When you look at the pace of your life, what do you see? What do you long for?

Can you imagine the impact that slowing and being present would have on your life and relationships?

What is God’s invitation for you in this? I’m guessing He began that invitation long before you read the words of this post.

Experiment with one day in your life and live it more slowly. Take a moment of quiet to begin your day and simply be with God. Take time with your tasks and be fully aware of how you do each one uniquely as an expression of who you are. Give full attention to each person you are with. Listen. Notice who they are, the reflection of their gifts and dreams in their face and words. Listen without judgment or interruption or thought of what’s next on your day’s agenda.

Pay attention to what you discover in living a day like this, what soul work was accomplished and transformative for you and your relationships. Take it further if you’d like. Choose at least one or two ideas from what you tried and incorporate some form of slowing as a rhythm in each day.

And of course, please share your thoughts about this topic and your discoveries. I’d love to learn from you.


  1. Susan Sage

    Scripture is always a wonderfully calming, slowing source. I’ve lived through a forced slowing. I much prefer now to be present in my relationship with God so that I clearly hear when I need to slow or change my focus so that I am present in any given moment. Having a forced slowing was difficult, at best, but so worth it in the long run. I thank God for the times He nudges me and reminds me to be present. Again, it’s always worthwhile.

    • Jan Kern

      Yes, always worthwhile, Susan–whether a forced slowness, due to life’s events, or flowing out of God’s nudges and invitations. He uses it all so beautifully, doesn’t He!

  2. Xochitl E. Dixon

    Jan, thanks for this thought-provoking post.
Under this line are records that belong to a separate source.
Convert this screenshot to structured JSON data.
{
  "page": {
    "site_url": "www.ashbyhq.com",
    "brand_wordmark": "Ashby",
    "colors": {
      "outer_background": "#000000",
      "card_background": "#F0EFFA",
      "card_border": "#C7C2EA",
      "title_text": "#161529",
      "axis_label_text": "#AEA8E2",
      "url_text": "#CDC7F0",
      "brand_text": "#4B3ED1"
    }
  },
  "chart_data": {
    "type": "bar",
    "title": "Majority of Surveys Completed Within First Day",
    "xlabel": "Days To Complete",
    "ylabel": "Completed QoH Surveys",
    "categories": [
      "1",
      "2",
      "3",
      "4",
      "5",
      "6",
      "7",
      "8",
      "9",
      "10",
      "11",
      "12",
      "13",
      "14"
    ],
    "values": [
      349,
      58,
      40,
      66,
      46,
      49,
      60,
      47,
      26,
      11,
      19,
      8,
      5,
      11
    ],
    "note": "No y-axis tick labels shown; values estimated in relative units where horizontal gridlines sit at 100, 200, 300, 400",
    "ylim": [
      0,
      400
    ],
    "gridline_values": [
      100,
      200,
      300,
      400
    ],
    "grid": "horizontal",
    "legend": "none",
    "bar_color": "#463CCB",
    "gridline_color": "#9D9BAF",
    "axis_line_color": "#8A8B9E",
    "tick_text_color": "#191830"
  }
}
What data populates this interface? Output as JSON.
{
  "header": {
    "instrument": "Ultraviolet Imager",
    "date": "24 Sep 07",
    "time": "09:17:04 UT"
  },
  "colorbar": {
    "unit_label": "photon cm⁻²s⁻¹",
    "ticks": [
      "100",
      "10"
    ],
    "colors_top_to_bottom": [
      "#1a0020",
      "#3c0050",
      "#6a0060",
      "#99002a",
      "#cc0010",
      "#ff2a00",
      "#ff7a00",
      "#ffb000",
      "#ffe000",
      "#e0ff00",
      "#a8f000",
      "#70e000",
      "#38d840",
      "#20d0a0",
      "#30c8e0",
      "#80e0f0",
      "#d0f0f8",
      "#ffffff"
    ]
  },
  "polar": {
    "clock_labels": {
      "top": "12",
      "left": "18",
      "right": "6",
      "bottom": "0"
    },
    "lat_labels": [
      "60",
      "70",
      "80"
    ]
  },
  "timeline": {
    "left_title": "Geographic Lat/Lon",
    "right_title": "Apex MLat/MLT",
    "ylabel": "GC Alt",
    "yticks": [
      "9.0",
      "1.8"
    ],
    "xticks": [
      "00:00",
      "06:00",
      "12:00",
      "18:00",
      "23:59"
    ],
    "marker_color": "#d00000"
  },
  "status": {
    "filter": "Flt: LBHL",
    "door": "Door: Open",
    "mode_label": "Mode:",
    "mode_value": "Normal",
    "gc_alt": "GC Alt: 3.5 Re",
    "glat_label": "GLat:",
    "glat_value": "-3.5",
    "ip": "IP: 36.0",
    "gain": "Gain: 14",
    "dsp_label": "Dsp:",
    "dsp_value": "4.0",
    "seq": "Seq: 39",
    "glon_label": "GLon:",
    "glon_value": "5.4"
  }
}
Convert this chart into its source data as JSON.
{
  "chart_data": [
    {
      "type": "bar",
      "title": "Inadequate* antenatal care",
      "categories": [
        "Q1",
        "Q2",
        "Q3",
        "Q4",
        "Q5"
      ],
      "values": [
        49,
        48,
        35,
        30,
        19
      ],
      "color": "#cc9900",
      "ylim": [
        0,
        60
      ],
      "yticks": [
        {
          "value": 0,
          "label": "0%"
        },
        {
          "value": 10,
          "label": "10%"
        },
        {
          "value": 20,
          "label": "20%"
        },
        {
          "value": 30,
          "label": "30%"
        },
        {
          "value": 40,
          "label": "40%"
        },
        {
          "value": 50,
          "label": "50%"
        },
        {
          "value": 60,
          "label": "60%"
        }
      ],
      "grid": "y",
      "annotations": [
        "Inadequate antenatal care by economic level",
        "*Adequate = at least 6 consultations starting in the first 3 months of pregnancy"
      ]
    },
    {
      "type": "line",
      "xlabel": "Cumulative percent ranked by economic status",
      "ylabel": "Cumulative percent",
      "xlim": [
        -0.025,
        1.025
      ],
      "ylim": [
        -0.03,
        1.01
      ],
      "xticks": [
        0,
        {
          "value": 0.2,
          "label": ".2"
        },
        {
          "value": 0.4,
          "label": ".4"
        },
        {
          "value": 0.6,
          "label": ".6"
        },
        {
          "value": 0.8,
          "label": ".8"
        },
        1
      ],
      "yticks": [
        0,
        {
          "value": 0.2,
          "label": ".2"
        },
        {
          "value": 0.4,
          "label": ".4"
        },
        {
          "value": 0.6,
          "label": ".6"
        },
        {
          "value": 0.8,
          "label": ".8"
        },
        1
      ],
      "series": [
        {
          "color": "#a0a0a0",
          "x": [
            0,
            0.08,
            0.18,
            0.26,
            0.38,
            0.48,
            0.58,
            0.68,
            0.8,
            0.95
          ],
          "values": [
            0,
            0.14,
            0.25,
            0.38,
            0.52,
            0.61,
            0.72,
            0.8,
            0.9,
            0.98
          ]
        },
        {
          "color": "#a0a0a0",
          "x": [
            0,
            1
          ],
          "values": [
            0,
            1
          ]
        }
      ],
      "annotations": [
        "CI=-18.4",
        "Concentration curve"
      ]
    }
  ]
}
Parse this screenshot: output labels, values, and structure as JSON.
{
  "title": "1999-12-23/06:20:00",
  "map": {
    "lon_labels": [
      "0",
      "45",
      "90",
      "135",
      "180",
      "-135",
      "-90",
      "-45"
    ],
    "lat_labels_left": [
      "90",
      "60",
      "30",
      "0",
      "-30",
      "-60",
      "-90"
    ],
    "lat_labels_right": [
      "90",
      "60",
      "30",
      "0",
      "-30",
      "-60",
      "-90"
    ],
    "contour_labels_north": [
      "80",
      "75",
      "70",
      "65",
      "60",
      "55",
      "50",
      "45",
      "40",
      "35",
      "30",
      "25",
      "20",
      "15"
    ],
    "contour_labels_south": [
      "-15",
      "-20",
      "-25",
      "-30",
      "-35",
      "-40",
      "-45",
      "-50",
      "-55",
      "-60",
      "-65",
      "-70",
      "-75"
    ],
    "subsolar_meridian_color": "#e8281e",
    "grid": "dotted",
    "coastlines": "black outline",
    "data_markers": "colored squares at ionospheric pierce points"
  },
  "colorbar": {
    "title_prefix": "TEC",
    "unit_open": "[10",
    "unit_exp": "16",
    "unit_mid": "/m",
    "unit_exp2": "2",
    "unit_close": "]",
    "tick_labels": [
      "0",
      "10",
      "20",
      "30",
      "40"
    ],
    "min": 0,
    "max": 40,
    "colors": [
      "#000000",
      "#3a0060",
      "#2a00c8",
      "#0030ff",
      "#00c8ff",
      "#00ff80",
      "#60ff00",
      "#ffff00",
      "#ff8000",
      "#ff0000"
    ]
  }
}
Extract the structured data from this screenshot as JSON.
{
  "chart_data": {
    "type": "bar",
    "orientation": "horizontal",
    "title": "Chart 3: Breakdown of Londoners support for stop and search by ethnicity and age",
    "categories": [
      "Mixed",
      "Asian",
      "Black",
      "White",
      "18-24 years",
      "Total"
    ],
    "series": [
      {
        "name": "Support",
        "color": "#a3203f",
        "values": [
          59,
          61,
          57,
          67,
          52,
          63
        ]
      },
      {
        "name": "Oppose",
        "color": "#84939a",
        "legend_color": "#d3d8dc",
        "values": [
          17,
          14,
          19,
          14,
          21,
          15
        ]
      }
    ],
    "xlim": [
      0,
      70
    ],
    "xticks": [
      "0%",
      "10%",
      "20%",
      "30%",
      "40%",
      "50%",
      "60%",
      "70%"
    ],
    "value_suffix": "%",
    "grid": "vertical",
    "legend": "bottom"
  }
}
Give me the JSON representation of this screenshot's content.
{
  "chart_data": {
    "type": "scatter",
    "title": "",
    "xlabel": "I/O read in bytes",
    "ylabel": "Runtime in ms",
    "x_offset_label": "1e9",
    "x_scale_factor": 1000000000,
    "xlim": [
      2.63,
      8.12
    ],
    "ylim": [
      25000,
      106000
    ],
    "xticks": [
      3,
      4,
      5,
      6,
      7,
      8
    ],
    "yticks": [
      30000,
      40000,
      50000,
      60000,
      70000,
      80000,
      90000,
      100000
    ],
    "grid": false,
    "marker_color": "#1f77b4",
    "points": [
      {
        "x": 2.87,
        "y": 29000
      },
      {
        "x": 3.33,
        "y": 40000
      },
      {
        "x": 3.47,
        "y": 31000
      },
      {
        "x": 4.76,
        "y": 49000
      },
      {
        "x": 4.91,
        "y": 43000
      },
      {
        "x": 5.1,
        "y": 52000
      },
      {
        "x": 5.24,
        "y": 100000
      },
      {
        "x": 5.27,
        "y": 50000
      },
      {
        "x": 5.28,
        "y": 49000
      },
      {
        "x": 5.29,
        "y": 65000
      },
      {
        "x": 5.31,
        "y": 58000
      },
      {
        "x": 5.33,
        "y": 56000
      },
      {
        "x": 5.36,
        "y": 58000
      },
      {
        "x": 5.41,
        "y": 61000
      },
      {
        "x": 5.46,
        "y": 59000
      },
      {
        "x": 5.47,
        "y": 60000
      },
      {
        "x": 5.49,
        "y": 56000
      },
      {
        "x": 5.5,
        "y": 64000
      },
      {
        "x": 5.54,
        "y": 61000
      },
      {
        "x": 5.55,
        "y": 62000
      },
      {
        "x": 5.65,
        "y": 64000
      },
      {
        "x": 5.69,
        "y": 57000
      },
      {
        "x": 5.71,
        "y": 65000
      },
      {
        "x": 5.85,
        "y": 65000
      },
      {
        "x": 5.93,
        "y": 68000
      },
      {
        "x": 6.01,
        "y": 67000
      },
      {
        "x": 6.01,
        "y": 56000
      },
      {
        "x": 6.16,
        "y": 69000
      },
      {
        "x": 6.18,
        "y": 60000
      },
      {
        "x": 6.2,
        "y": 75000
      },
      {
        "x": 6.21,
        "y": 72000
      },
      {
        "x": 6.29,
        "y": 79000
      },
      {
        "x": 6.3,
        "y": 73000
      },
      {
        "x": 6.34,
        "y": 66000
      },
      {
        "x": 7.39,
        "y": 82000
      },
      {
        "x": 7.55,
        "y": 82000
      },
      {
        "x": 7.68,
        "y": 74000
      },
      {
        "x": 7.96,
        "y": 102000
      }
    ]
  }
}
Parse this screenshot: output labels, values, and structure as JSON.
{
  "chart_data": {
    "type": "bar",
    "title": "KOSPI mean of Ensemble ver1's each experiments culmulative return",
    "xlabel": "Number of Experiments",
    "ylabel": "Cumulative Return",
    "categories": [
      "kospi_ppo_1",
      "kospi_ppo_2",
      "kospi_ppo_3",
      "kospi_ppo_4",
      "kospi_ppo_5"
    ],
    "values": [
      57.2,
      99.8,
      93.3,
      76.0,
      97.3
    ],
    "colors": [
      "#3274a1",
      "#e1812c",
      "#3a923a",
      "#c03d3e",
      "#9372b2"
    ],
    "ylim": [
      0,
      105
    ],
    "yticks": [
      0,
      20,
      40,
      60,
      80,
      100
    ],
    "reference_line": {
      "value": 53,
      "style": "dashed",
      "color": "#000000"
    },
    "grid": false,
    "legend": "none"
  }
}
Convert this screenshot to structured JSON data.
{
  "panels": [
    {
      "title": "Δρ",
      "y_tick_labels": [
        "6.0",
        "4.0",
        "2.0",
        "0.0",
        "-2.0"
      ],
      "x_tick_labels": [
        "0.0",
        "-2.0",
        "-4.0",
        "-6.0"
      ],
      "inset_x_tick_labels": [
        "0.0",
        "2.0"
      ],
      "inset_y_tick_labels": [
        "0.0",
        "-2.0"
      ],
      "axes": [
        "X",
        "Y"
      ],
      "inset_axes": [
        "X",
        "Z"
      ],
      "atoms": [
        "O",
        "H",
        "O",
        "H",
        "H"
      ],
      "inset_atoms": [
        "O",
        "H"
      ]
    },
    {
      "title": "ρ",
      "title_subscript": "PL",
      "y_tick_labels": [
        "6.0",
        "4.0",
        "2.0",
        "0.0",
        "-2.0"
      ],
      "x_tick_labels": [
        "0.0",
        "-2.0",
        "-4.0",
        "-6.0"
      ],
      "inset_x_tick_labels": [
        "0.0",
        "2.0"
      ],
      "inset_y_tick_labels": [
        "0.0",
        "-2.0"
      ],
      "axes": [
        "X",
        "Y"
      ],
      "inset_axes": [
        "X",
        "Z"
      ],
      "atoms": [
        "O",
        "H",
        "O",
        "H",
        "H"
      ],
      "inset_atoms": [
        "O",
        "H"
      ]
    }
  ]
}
    The Lord reminded me to live “in the present” when I served as my mom’s caregiver. When I asked Him to show me how to better serve her, His answer wasn’t what I expected: be available and attentive.

    My mom needed me to live in the moment, because we weren’t promised the next moment. Those slow and often moments are my favorite memories.

    Thanks for encouraging us to nurture all of our relationships in this way. We can appreciate every moment with a person, as if it were our last moment with them.

    Imagine how much quicker we’d forgive, how many big things would seem trivial, if we knew we would never be with a person again.

    If we’d remember that no one is promised another moment, it would be easier to slow down and savor the present with God and others.

    Think of how much less we’d worry or fear. 🙂

    • Jan Kern

      Two amazing words that aptly describe slowing: available and attentive. You gave your mother a beautiful gift and I’m guessing without realizing those moments and memories would end up being a gift to you. Thinking of spending time with someone as if it could be the last–that’s a wonderful way to approach this. Considering that possibility would naturally slow us–or hopefully so. Thank you for encouraging me through your words, Xochitl.

  3. Pat Baer

    Exceptional! Thank you,Jan.

    • Jan Kern

      Thank you, Pat, for stopping by. Hmmm . . . I think of you as a person who understands and pursues slowing and deepening relationships.

  4. Bethany

    I think we lose the sense of living in the present by not only trying to “do it all” in our life, but also trying to do it all in any given day. We try to accomplish too much in too little time–the ultimate killer for enjoyimg others, God, or truly living any given moment. I loved the verses about rest, too! 🙂

    • Jan Kern

      How I see that, Bethany. And “doing it all” is often encouraged and celebrated over the slower rhythms of enjoying the moment and others. So worth it though. I think of the glimpses we see in Scripture of how Jesus lived so relationally and can guess there were many who enjoyed an unhurried moment with Him. Some day we’ll have that with Him face to face, but in the meantime we can be do it with others as He would.